The true ruin of Nolan, however, has long been exposition, and once again it crops up, threatening to be “Interstellar’s” waterloo. It’s not merely "disguising" theme as discourse - like having Hathaway annunciate the Love Theme in an extended monologue - but outfitting so many otherwise riveting in-space sequence with an out-loud explanation as to exactly what’s happening. It’s like the guy at the concert who won’t stop talking during your favorite song. And Nolan’s obsession with theoretical cogency routinely threatens to counteract the electricity of the sequences themselves. (No doubt the science itself would fail to appease him, but if you ever wondered how Mr. deGrasse Tyson would write dialogue...)


Still, for the endless chatter and weightlessness of the relationships, “Interstellar”, over and over, achieves transcendent flight, providing sequences of such raw movie-ness that the moviemaking itself is enough to lift you up and spackle over any flaws. Nolan’s real collaborator here is not his brother Jonathan, co-screenwriter, as much as it is his composer, Hans Zimmer, noted musical purveyor of bombast, who has concocted a score as colossal as the IMAX 70mm photography. Not content to just comment on the action, it becomes integral to it, and the sound design often overpowers the dialogue – further evidence the film not only would have benefited from its absence at many a moment but subconsciously intended for its characters to, more often than not, just zip it.

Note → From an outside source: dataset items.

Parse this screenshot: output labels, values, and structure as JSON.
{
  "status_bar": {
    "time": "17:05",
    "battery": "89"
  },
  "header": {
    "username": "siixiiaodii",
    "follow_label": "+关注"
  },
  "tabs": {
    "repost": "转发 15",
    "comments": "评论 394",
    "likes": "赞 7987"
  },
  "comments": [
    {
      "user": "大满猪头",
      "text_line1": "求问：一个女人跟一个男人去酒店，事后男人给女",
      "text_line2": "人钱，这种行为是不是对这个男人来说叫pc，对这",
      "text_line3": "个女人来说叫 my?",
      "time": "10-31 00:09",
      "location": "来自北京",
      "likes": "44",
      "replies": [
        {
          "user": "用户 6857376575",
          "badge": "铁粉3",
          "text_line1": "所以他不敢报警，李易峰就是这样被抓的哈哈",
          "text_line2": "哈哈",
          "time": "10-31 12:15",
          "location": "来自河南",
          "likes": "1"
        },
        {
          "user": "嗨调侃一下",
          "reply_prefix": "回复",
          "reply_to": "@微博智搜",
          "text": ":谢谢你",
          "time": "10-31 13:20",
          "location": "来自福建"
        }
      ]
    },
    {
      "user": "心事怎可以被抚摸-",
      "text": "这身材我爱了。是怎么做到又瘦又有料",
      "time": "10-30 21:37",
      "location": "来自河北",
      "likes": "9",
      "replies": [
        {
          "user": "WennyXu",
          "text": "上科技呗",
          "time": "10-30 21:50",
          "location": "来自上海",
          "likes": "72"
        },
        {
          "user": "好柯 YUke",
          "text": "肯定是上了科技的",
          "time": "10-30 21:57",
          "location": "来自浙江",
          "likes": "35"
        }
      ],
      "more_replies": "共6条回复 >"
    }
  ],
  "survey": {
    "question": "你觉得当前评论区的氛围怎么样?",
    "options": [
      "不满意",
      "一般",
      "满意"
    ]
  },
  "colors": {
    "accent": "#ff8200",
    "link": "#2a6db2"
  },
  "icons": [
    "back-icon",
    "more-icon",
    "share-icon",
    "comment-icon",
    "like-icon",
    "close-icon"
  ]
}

Early in the film, still back on the farm, Coop is ferrying his kids to school when an apparent drone swoops in and, suddenly, he swerves his broken old pickup off the dirt road and plows through his stalks of corn to give chase. The music soars and the camera assumes wings and even if you have no idea what is happening, it doesn’t matter, because the majesty of the moment tethers you to the screen, and all you are left with is sheer heartrending awe.

“Rage against the dying of the light.” That’s Dr. Brand borrowing the words of Dylan Thomas as a means to grant the mission a motto, but it might as well be the motto of Nolan, ambitious to the point of lunacy, raging against Lean Cuisine™ superhero epics and low budget handheld affairs of authenticity. If its astrophysics fail to check out, well, of course they do. This is not nuts and bolts but magic conjured.  

1 comment:

Anonymous said...

I think you were able to put into words what so many people had a hard time conjuring up after seeing this film.